Robert di Niro, in an extraordinary video, goes downright rabid in his
invective laden denunciation of Trump. (Is he perhaps reliving some of his famous
movie roles?) But there are a couple of interesting hints intriguingly laced among his words. He labeled Trump a con man and suggested that he was “gaming
society”. Not a great stretch considering Trump’s casino background and other shady business "deals". Di Niro
ends up bemoaning the impression “that this country has gotten to the point where this
fool—this bozo—has wound up where he has.” The unstated implication being that
a vote for Hillary Clinton will turn things around and put the country in the
right (no pun intended) direction.
But, what if a wily
con man like Trump is, in fact, gaming the system for his own ends—playing the
“big con”—Henry Gondorff-style? To what purpose? There were a couple of
apparently feeble attempts at “jokes” in the first presidential debate that
seemingly fell flat. Hillary made the first stab at humor about “Trumped up
trickle-down economics”. Perhaps the incongruity of a Hillary making a joke and
the flat delivery of the punch line left it DOA. Moving forward, the Donald
made an almost off the cuff remark, not an attempted joke, about how he was
going to build some building (a casino?) on Pennsylvania Avenue near the White
House, and was going to Washington one way or the other. The remark didn’t
resonate much more than Hillary’s lame attempt at stand-up comedy.

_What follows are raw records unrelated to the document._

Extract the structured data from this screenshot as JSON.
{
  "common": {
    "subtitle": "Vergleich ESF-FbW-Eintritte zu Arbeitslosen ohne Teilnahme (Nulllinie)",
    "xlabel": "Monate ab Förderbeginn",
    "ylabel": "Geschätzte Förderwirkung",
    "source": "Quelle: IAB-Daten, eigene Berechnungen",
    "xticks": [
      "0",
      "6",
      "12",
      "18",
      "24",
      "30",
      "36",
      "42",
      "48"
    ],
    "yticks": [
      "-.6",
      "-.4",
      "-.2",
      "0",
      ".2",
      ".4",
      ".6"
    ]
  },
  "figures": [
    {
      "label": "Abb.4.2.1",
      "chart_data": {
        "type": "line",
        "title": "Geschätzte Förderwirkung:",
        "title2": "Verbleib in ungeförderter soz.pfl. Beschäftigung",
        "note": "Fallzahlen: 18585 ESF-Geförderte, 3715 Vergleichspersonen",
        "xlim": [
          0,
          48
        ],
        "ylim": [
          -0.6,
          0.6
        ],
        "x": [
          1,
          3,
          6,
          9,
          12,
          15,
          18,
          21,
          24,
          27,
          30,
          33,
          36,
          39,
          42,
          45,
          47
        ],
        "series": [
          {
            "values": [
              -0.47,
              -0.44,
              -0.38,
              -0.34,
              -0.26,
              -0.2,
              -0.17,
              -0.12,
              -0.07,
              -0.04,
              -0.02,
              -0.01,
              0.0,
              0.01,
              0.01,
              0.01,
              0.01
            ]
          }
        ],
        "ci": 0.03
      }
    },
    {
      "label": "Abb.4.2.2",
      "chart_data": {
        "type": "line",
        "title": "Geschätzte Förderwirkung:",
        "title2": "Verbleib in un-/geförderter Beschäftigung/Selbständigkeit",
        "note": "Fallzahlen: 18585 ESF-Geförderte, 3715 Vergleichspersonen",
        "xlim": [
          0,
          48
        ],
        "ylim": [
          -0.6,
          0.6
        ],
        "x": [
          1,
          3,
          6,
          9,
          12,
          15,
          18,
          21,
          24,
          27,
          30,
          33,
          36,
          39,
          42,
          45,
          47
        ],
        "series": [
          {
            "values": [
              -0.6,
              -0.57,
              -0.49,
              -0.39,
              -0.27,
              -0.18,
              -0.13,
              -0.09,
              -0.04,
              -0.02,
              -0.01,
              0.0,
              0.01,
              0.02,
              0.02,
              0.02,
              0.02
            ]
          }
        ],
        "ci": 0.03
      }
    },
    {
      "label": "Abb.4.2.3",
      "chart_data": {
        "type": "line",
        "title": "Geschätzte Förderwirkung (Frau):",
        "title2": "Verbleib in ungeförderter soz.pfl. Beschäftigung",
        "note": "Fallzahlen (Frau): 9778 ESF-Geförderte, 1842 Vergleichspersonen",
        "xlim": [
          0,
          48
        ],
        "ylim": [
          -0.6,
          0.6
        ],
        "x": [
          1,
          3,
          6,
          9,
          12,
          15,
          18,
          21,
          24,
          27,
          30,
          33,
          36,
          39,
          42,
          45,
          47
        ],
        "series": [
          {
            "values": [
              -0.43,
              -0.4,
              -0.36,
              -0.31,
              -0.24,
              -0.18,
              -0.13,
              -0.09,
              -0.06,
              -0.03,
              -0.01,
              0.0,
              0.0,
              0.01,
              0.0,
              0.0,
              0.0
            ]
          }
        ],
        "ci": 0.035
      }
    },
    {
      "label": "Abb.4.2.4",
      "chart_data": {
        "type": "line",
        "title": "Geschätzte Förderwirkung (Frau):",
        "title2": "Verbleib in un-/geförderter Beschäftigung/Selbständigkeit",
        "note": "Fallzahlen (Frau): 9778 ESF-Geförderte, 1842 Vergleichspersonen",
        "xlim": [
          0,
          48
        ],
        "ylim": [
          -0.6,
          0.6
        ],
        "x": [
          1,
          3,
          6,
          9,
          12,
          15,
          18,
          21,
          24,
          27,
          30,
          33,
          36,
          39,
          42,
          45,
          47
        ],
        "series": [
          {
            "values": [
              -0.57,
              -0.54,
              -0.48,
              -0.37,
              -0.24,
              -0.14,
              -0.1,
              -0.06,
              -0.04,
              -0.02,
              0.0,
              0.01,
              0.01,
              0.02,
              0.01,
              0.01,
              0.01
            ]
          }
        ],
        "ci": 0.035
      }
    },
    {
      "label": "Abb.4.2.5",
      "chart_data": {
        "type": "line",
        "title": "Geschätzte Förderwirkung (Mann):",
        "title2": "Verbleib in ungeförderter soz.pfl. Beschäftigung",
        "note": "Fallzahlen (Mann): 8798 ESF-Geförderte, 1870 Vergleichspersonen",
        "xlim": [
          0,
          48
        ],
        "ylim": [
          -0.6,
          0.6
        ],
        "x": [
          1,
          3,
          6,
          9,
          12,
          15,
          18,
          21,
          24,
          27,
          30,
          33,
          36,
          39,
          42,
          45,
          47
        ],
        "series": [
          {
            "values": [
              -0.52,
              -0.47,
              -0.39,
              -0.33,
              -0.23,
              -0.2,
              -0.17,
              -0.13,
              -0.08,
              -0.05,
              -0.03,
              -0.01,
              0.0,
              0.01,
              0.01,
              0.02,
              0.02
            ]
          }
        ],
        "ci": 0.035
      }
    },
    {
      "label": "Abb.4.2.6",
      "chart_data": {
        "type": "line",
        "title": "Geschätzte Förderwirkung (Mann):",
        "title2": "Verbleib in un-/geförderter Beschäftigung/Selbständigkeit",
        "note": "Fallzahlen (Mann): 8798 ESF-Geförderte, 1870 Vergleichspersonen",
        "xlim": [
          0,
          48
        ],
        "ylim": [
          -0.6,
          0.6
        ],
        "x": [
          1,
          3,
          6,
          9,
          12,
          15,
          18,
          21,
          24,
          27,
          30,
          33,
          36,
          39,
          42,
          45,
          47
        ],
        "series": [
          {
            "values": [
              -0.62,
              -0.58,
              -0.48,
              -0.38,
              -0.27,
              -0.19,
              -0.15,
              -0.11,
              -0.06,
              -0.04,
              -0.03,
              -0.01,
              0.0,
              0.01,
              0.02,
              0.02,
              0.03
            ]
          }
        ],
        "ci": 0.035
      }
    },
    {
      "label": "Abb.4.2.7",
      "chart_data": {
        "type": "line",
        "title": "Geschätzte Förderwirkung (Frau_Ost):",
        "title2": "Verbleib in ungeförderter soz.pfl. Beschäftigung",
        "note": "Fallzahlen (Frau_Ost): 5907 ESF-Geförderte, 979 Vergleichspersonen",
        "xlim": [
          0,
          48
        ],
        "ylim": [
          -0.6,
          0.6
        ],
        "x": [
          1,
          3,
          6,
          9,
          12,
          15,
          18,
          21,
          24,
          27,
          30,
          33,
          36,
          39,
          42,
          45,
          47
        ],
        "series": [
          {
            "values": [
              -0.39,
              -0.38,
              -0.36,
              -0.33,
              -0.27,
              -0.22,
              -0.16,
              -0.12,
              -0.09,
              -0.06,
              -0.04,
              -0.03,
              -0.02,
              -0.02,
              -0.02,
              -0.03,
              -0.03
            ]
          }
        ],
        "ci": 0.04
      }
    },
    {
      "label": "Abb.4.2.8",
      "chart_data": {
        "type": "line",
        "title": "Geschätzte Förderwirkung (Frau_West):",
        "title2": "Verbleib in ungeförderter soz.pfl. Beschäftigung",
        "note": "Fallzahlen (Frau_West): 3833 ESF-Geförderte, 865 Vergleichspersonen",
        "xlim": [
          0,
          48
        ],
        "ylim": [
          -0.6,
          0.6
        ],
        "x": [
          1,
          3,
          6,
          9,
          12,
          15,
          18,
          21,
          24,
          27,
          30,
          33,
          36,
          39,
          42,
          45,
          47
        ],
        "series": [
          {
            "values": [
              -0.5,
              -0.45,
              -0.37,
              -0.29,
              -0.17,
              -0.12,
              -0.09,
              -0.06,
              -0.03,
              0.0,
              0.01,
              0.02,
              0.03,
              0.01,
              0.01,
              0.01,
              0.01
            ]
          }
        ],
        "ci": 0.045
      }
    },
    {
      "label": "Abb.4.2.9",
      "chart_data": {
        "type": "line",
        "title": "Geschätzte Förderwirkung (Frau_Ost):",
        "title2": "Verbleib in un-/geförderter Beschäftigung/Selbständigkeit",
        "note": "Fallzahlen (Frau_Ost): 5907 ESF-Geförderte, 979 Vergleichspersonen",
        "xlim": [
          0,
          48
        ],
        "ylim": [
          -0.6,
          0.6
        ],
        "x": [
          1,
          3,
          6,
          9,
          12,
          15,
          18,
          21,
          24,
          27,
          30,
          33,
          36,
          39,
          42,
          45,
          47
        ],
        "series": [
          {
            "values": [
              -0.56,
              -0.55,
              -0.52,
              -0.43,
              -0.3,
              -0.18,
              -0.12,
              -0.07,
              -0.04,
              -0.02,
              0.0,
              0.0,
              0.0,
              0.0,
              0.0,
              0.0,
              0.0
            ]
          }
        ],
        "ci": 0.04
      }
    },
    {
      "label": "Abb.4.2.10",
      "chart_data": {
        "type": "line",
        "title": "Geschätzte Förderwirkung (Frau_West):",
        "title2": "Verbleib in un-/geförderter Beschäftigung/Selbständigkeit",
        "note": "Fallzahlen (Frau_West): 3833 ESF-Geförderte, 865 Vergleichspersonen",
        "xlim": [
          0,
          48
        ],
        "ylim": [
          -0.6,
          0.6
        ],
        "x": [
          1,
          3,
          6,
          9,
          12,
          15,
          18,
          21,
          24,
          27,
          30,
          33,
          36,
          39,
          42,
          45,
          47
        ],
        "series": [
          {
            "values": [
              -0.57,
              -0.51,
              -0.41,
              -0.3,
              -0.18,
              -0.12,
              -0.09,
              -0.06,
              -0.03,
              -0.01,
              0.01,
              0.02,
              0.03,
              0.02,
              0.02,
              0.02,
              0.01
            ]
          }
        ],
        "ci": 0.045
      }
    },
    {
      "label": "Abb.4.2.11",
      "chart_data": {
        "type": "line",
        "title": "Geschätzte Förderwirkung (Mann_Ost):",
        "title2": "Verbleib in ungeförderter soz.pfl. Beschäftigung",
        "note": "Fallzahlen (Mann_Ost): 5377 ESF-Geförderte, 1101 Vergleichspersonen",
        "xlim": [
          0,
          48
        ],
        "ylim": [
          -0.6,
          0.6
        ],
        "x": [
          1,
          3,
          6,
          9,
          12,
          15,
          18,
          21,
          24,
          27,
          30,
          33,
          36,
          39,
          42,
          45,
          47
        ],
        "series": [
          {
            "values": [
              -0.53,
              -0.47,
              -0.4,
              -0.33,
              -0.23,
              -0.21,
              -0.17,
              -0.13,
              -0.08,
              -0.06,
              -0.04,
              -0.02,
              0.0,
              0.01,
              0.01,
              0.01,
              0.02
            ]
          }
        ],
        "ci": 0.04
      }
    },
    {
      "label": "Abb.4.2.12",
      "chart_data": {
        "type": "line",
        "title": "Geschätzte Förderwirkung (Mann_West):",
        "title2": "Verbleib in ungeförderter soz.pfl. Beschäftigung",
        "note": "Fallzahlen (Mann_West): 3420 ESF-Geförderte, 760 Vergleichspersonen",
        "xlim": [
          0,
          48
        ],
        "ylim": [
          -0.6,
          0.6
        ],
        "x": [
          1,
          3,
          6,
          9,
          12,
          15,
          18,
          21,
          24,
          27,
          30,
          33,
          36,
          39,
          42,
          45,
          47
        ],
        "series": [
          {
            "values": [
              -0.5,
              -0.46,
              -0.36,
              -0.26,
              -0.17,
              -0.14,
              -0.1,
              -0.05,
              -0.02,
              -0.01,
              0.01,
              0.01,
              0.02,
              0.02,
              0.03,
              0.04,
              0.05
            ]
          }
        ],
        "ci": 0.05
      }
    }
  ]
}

If nothing else, this surrealistic
campaign has given Trump a lot of (free) publicity and name recognition way above and
beyond what he already had. Being a “deal maker” and businessman as he claims,
being a household name would give him enormous advantages for future business
deals. What if his whole campaign is a brilliantly organized and executed scam
to pave the way for post-election positioning (and financing) for lucrative business deals? We'll never know. The earmark of a successful con, according to Henry Gondorff in The Sting, is that conned persons stay conned.